食農教育 No.78 2011年1月号より
泥であそぶ
土で絵を描く!
東京・板橋区立高島第五小学校
えっ!? 土で絵が描けるの?
台所にある道具を使って、かんたんに描けちゃいます。
しかも、誰が描いても芸術的!
エゴコロのある、なし、うまい、へた、関係なし。土の色は「茶色」でない!?
校舎の四階まで届く緑の大カーテンを育てている、板橋区立高島第五小(二〇一〇年七月号参照)では、毎年秋に、「土で絵を描く」図工の授業を実施している。植物を育てるだけでなく、芸術的な土の絵を描くことで、「汚い」「みんな茶色」と思っている土のイメージを一変させるのだ。
まず、学校横にある公園で土を採取。持ち帰った土は、乾かしたあとに図工室で細かく砕いて、ふるいにかける。すると、なにげない土がパウダー状の美しい粉に変わっていく。変化のようすや色彩の豊かさ、手触りのなめらかさを直接感じとり、子どもたちは夢中になって粉をふるうという。

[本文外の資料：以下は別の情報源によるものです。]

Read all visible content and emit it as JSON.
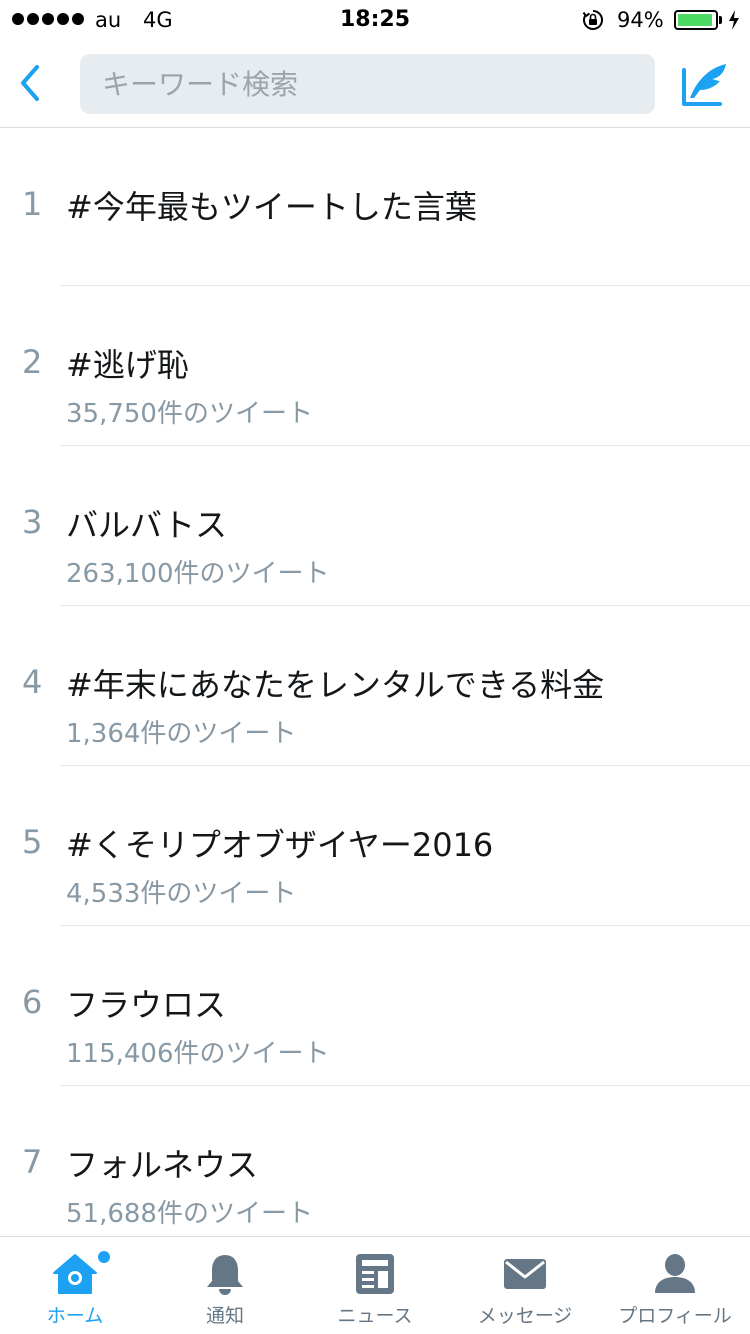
{
  "status_bar": {
    "carrier": "au",
    "network": "4G",
    "time": "18:25",
    "battery_percent": "94%",
    "battery_level": 0.94,
    "battery_color": "#4cd964"
  },
  "nav": {
    "back_icon": "chevron-left-icon",
    "search_placeholder": "キーワード検索",
    "compose_icon": "compose-tweet-icon",
    "accent_color": "#1da1f2"
  },
  "trends": [
    {
      "rank": "1",
      "name": "#今年最もツイートした言葉",
      "count": ""
    },
    {
      "rank": "2",
      "name": "#逃げ恥",
      "count": "35,750件のツイート"
    },
    {
      "rank": "3",
      "name": "バルバトス",
      "count": "263,100件のツイート"
    },
    {
      "rank": "4",
      "name": "#年末にあなたをレンタルできる料金",
      "count": "1,364件のツイート"
    },
    {
      "rank": "5",
      "name": "#くそリプオブザイヤー2016",
      "count": "4,533件のツイート"
    },
    {
      "rank": "6",
      "name": "フラウロス",
      "count": "115,406件のツイート"
    },
    {
      "rank": "7",
      "name": "フォルネウス",
      "count": "51,688件のツイート"
    }
  ],
  "tabs": [
    {
      "label": "ホーム",
      "icon": "home-icon",
      "active": true
    },
    {
      "label": "通知",
      "icon": "bell-icon",
      "active": false
    },
    {
      "label": "ニュース",
      "icon": "news-icon",
      "active": false
    },
    {
      "label": "メッセージ",
      "icon": "envelope-icon",
      "active": false
    },
    {
      "label": "プロフィール",
      "icon": "person-icon",
      "active": false
    }
  ]
}
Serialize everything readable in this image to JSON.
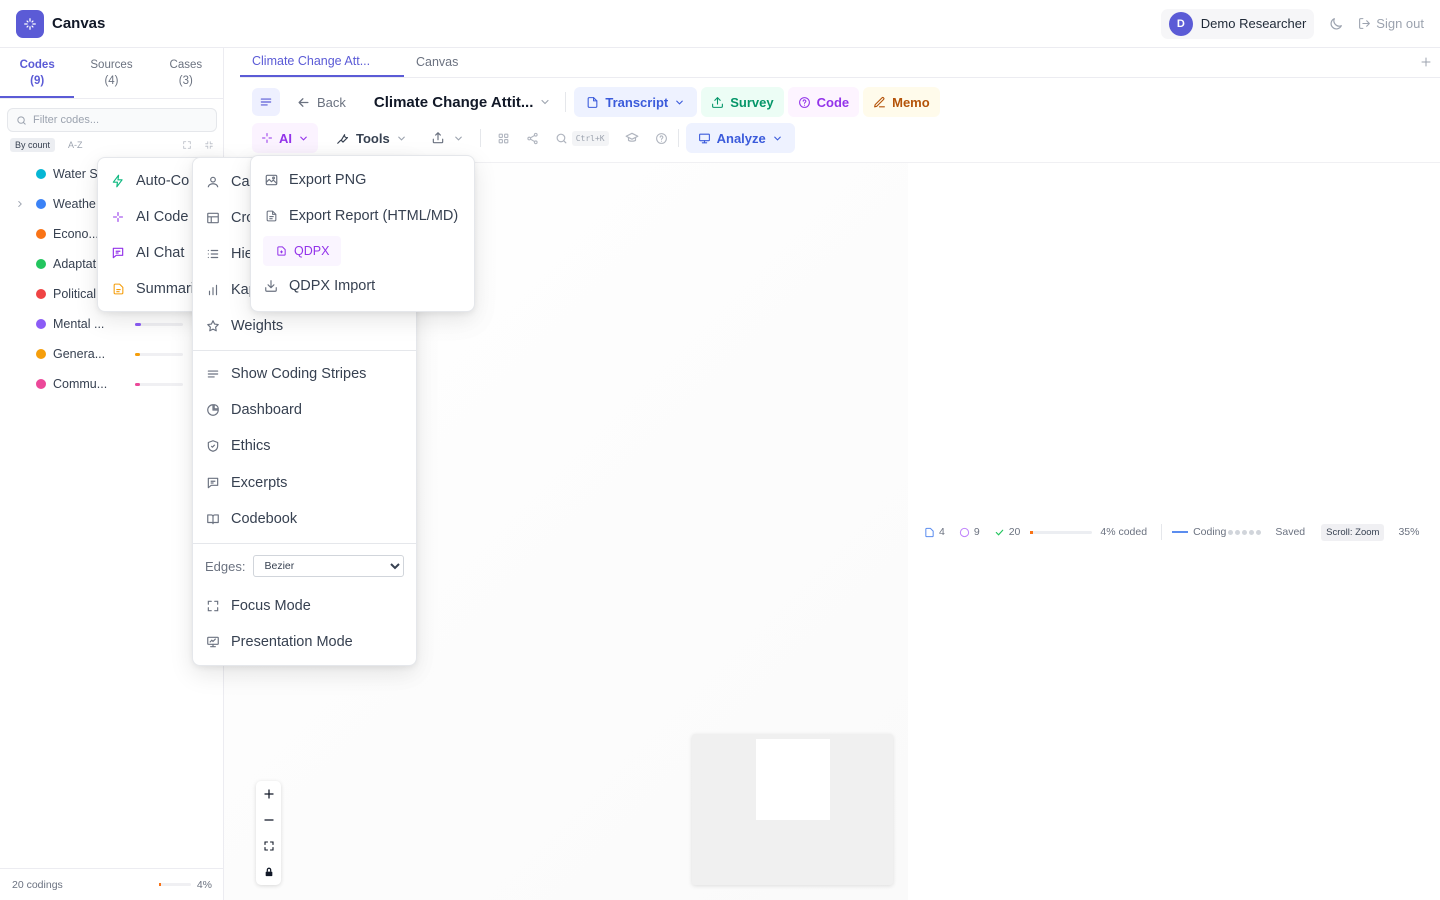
{
  "app": {
    "title": "Canvas"
  },
  "header": {
    "user_initial": "D",
    "user_name": "Demo Researcher",
    "sign_out": "Sign out"
  },
  "sidebar": {
    "tabs": [
      {
        "label": "Codes",
        "count": "(9)"
      },
      {
        "label": "Sources",
        "count": "(4)"
      },
      {
        "label": "Cases",
        "count": "(3)"
      }
    ],
    "filter_placeholder": "Filter codes...",
    "sort_by_count": "By count",
    "sort_az": "A-Z",
    "codes": [
      {
        "name": "Water S",
        "color": "#06b6d4",
        "fill": 0
      },
      {
        "name": "Weathe...",
        "color": "#3b82f6",
        "fill": 0
      },
      {
        "name": "Econo...",
        "color": "#f97316",
        "fill": 0
      },
      {
        "name": "Adaptat",
        "color": "#22c55e",
        "fill": 0
      },
      {
        "name": "Political",
        "color": "#ef4444",
        "fill": 0
      },
      {
        "name": "Mental ...",
        "color": "#8b5cf6",
        "fill": 0.12
      },
      {
        "name": "Genera...",
        "color": "#f59e0b",
        "fill": 0.1
      },
      {
        "name": "Commu...",
        "color": "#ec4899",
        "fill": 0.1
      }
    ],
    "footer_codings": "20 codings",
    "footer_percent": "4%",
    "footer_fill": 0.04
  },
  "doc_tabs": [
    {
      "label": "Climate Change Att..."
    },
    {
      "label": "Canvas"
    }
  ],
  "toolbar": {
    "back": "Back",
    "doc_title": "Climate Change Attit...",
    "transcript": "Transcript",
    "survey": "Survey",
    "code": "Code",
    "memo": "Memo",
    "ai": "AI",
    "tools": "Tools",
    "search_shortcut": "Ctrl+K",
    "analyze": "Analyze"
  },
  "ai_menu": {
    "items": [
      "Auto-Co",
      "AI Code",
      "AI Chat",
      "Summari"
    ]
  },
  "tools_menu": {
    "items_top": [
      "Ca",
      "Cro",
      "Hie",
      "Kap",
      "Weights"
    ],
    "items_mid": [
      "Show Coding Stripes",
      "Dashboard",
      "Ethics",
      "Excerpts",
      "Codebook"
    ],
    "edges_label": "Edges:",
    "edges_value": "Bezier",
    "items_bottom": [
      "Focus Mode",
      "Presentation Mode"
    ]
  },
  "export_menu": {
    "export_png": "Export PNG",
    "export_report": "Export Report (HTML/MD)",
    "qdpx": "QDPX",
    "qdpx_import": "QDPX Import"
  },
  "status": {
    "sources": "4",
    "memos": "9",
    "codings": "20",
    "coded": "4% coded",
    "coded_fill": 0.04,
    "coding_label": "Coding",
    "saved": "Saved",
    "scroll": "Scroll: Zoom",
    "zoom": "35%"
  },
  "colors": {
    "accent": "#5b5bd6",
    "ai": "#9333ea",
    "survey": "#059669",
    "memo": "#b45309"
  }
}
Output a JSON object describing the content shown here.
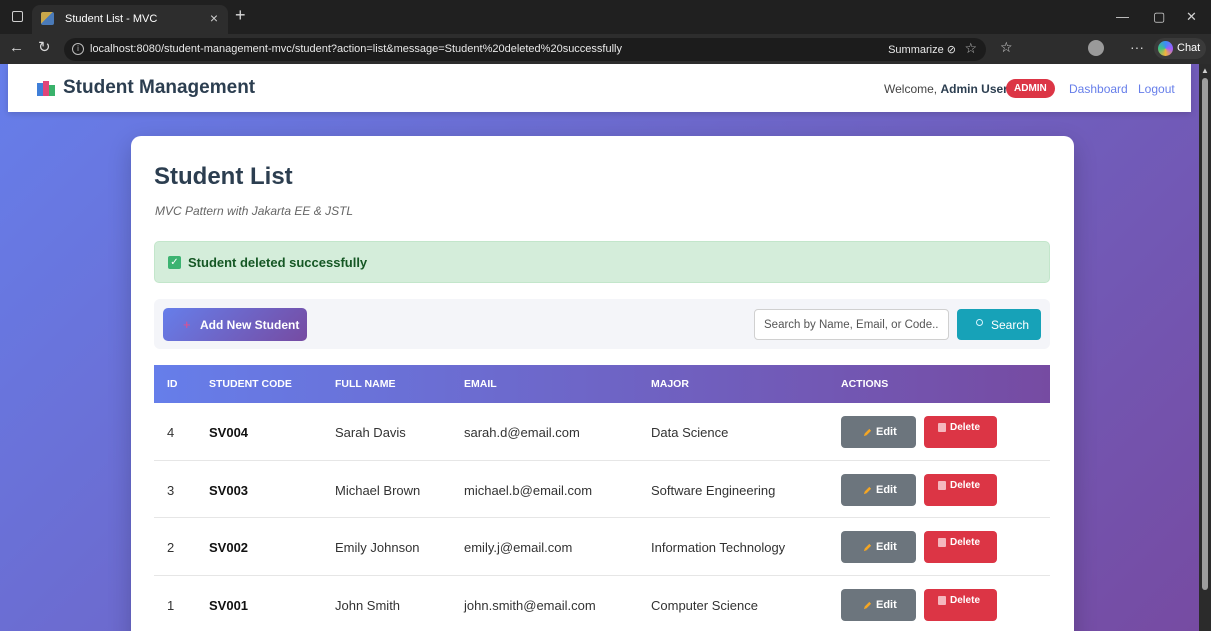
{
  "browser": {
    "tab_title": "Student List - MVC",
    "tab_close": "×",
    "new_tab": "+",
    "url": "localhost:8080/student-management-mvc/student?action=list&message=Student%20deleted%20successfully",
    "summarize_label": "Summarize",
    "chat_label": "Chat",
    "more_label": "···",
    "window_controls": {
      "minimize": "—",
      "restore": "▢",
      "close": "✕"
    }
  },
  "nav": {
    "brand": "Student Management",
    "welcome_prefix": "Welcome,",
    "user_name": "Admin User",
    "role_badge": "ADMIN",
    "dashboard_link": "Dashboard",
    "logout_link": "Logout"
  },
  "page": {
    "title": "Student List",
    "subtitle": "MVC Pattern with Jakarta EE & JSTL"
  },
  "alert": {
    "message": "Student deleted successfully",
    "color": "#d4edda"
  },
  "actions": {
    "add_label": "Add New Student",
    "search_placeholder": "Search by Name, Email, or Code...",
    "search_label": "Search"
  },
  "table": {
    "headers": [
      "ID",
      "STUDENT CODE",
      "FULL NAME",
      "EMAIL",
      "MAJOR",
      "ACTIONS"
    ],
    "edit_label": "Edit",
    "delete_label": "Delete",
    "rows": [
      {
        "id": "4",
        "code": "SV004",
        "name": "Sarah Davis",
        "email": "sarah.d@email.com",
        "major": "Data Science"
      },
      {
        "id": "3",
        "code": "SV003",
        "name": "Michael Brown",
        "email": "michael.b@email.com",
        "major": "Software Engineering"
      },
      {
        "id": "2",
        "code": "SV002",
        "name": "Emily Johnson",
        "email": "emily.j@email.com",
        "major": "Information Technology"
      },
      {
        "id": "1",
        "code": "SV001",
        "name": "John Smith",
        "email": "john.smith@email.com",
        "major": "Computer Science"
      }
    ]
  },
  "colors": {
    "accent_start": "#667eea",
    "accent_end": "#764ba2",
    "danger": "#dc3545",
    "search": "#17a2b8",
    "edit": "#6c757d"
  }
}
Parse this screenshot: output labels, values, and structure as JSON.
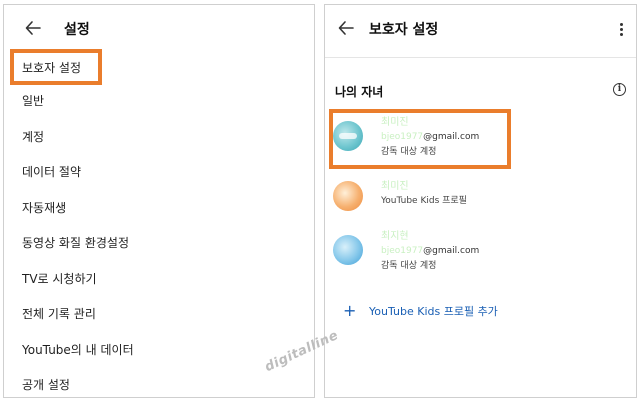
{
  "left_panel": {
    "title": "설정",
    "items": [
      {
        "label": "보호자 설정"
      },
      {
        "label": "일반"
      },
      {
        "label": "계정"
      },
      {
        "label": "데이터 절약"
      },
      {
        "label": "자동재생"
      },
      {
        "label": "동영상 화질 환경설정"
      },
      {
        "label": "TV로 시청하기"
      },
      {
        "label": "전체 기록 관리"
      },
      {
        "label": "YouTube의 내 데이터"
      },
      {
        "label": "공개 설정"
      }
    ]
  },
  "right_panel": {
    "title": "보호자 설정",
    "section_title": "나의 자녀",
    "children": [
      {
        "name": "최미진",
        "email_blur": "bjeo1977",
        "email_domain": "@gmail.com",
        "subtitle": "감독 대상 계정"
      },
      {
        "name": "최미진",
        "subtitle": "YouTube Kids 프로필"
      },
      {
        "name": "최지현",
        "email_blur": "bjeo1977",
        "email_domain": "@gmail.com",
        "subtitle": "감독 대상 계정"
      }
    ],
    "add_label": "YouTube Kids 프로필 추가"
  },
  "watermark": "digitalline",
  "colors": {
    "highlight": "#ea7d2c",
    "link": "#1a5fb4"
  }
}
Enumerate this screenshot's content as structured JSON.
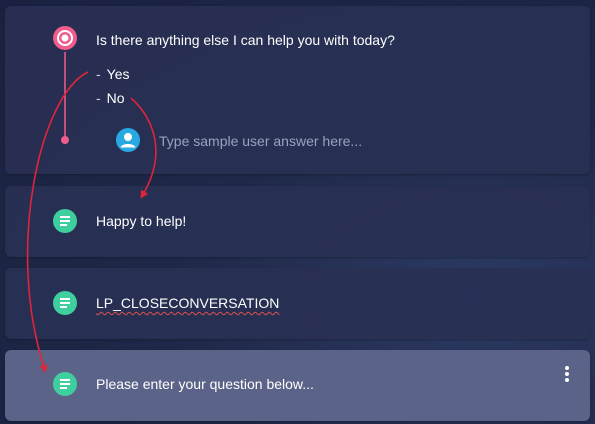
{
  "question": {
    "text": "Is there anything else I can help you with today?",
    "options": [
      "Yes",
      "No"
    ],
    "option_dash": "-",
    "user_answer_placeholder": "Type sample user answer here..."
  },
  "cards": [
    {
      "text": "Happy to help!"
    },
    {
      "text": "LP_CLOSECONVERSATION"
    },
    {
      "text": "Please enter your question below..."
    }
  ],
  "icons": {
    "question": "radio-target-icon",
    "user": "user-avatar-icon",
    "text_message": "text-lines-icon",
    "menu": "more-vertical-icon"
  },
  "colors": {
    "accent_pink": "#f25c8d",
    "message_green": "#3fcf9f",
    "user_blue": "#29a9e1",
    "arrow_red": "#e0243a"
  }
}
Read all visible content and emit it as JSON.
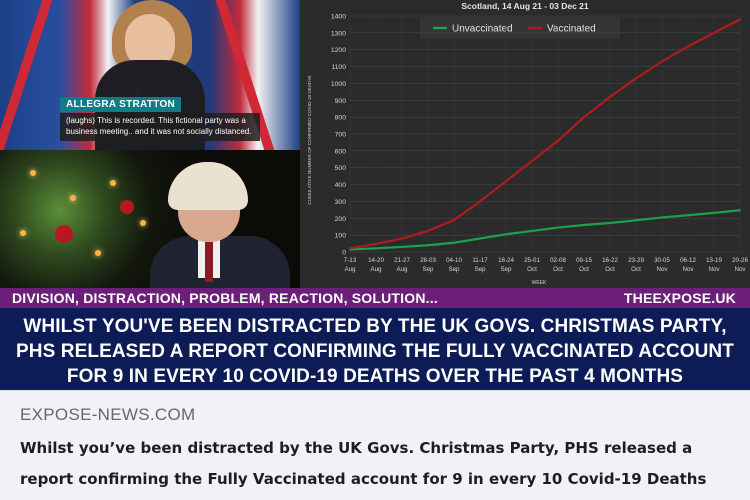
{
  "preview": {
    "domain": "EXPOSE-NEWS.COM",
    "title": "Whilst you’ve been distracted by the UK Govs. Christmas Party, PHS released a report confirming the Fully Vaccinated account for 9 in every 10 Covid-19 Deaths"
  },
  "thumbnail": {
    "lower_third": {
      "name": "ALLEGRA STRATTON",
      "quote": "(laughs) This is recorded. This fictional party was a business meeting.. and it was not socially distanced."
    },
    "ticker": {
      "left": "DIVISION, DISTRACTION, PROBLEM, REACTION, SOLUTION...",
      "right": "THEEXPOSE.UK"
    },
    "banner_lines": [
      "WHILST YOU'VE BEEN DISTRACTED BY THE UK GOVS. CHRISTMAS PARTY,",
      "PHS RELEASED A REPORT CONFIRMING THE FULLY VACCINATED ACCOUNT",
      "FOR 9 IN EVERY 10 COVID-19 DEATHS OVER THE PAST 4 MONTHS"
    ],
    "colors": {
      "ticker_bg": "#6b1f78",
      "banner_bg": "#0d1b56",
      "unvaccinated": "#1aa34a",
      "vaccinated": "#b01c1c"
    }
  },
  "chart_data": {
    "type": "line",
    "title": "Scotland, 14 Aug 21 - 03 Dec 21",
    "xlabel": "WEEK",
    "ylabel": "CUMULATIVE NUMBER OF CONFIRMED COVID-19 DEATHS",
    "ylim": [
      0,
      1400
    ],
    "yticks": [
      0,
      100,
      200,
      300,
      400,
      500,
      600,
      700,
      800,
      900,
      1000,
      1100,
      1200,
      1300,
      1400
    ],
    "grid": true,
    "legend_position": "top",
    "categories": [
      [
        "7-13",
        "Aug"
      ],
      [
        "14-20",
        "Aug"
      ],
      [
        "21-27",
        "Aug"
      ],
      [
        "28-03",
        "Sep"
      ],
      [
        "04-10",
        "Sep"
      ],
      [
        "11-17",
        "Sep"
      ],
      [
        "18-24",
        "Sep"
      ],
      [
        "25-01",
        "Oct"
      ],
      [
        "02-08",
        "Oct"
      ],
      [
        "09-15",
        "Oct"
      ],
      [
        "16-22",
        "Oct"
      ],
      [
        "23-29",
        "Oct"
      ],
      [
        "30-05",
        "Nov"
      ],
      [
        "06-12",
        "Nov"
      ],
      [
        "13-19",
        "Nov"
      ],
      [
        "20-26",
        "Nov"
      ]
    ],
    "series": [
      {
        "name": "Unvaccinated",
        "color": "#1aa34a",
        "values": [
          15,
          22,
          30,
          40,
          55,
          80,
          105,
          125,
          145,
          160,
          172,
          188,
          205,
          218,
          232,
          248
        ]
      },
      {
        "name": "Vaccinated",
        "color": "#b01c1c",
        "values": [
          22,
          48,
          80,
          125,
          190,
          300,
          420,
          540,
          660,
          800,
          920,
          1030,
          1130,
          1220,
          1300,
          1380
        ]
      }
    ]
  }
}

そして、ヤマトのりを水で溶き、粉を混ぜれば、土の絵の具ができあがり。あとは、思い思いに絵を描くだけなのだが、不思議と、どの子の絵も、それぞれの個性が表われ芸術的なのだ。
図工室でお絵描き 両手で豪快に。気持ちいい! 誰でも芸術家になれる いろんな色をみつけたよ! 同じ場所でもこんなに色がちがう 学校横の公園で、いざ土探し
土で絵を描く!
やってみよう!土でお絵描き
用意するもの
スコップ、ビニール袋、乳鉢と乳棒、
大きめの茶こし、ヤマトのり、絵皿
矢島江里撮影、以下も手順1 土の粉づくり
1.見近な場所で集めた土を、30分〜1時間くらいかけて乾かす
2.乳鉢を使って土を砕く。小さめのボールとすりこぎでもOK
3.茶こしでふるって、粒の大きさをそろえていく。粒が大きいほど濃く、小さいほど淡くみえる手順2 土の絵の具づくり
1.容器にヤマトのり(液体ニカワ、木工用ボンドでもOK)を入れて水で溶く
2.ふるった土にのりを混ぜていく
3.指で絵を描く。タワシやスポンジなど、身近なものも使ってみよう
インタビュー
環境教育プランナーの金田裕子さんとともに、毎年、高島第五小で「土で絵を描く」授業のゲストティーチャーをしている、松原雅裕さんにお話を伺いました。
Profile ― 松原雅裕
デザイナー。博物館などの社会教育施設から、自然公園、地域づくりまで、そこに住む人々の生活の場での「学びの場」を提案している。ぼくは子どものとき、授業中にじっと座っていられなかったんです。ずっと劣等生のレッテルを貼られ、学校に否定され、自衛の手段として暴力を使ったりもしました。ただ、ラッキーだったのは、高校があった飯田橋には、編集事務所が多く、そこでアルバイトをして、好きなデザインの仕事をさせてもらえたこと。ふだんはじっとしていられないけど、好きなこと、モノをつくることには集中できるんです。編集事務所では、ダメならダメといってもらえるし、いいものは認められて、しかもお金までもらえる。そりゃ楽しかったですよ。
土で絵を描くワークショップでは、「学ぶ力」を身につけてほしい。じっと座って受け身でお勉強するのではなく、外にでて立ち止まり、ふだん見過ごしている土にも「こんなに色があったんだ!」、と不思議をみつける目を開いてほしい。土の絵の具ができたら、指で描いたり、タワシを使ったり、葉っぱをのせたり……。どんなものでも、工夫次第でオリジナルな絵に使える。自分で発見してやってみる。それが学ぶ力、人生をよくしていく力につながっていくと思うんです。
松原さんが全国から集めている土コレクション。青、ピンク、紅、黄色、紫の土!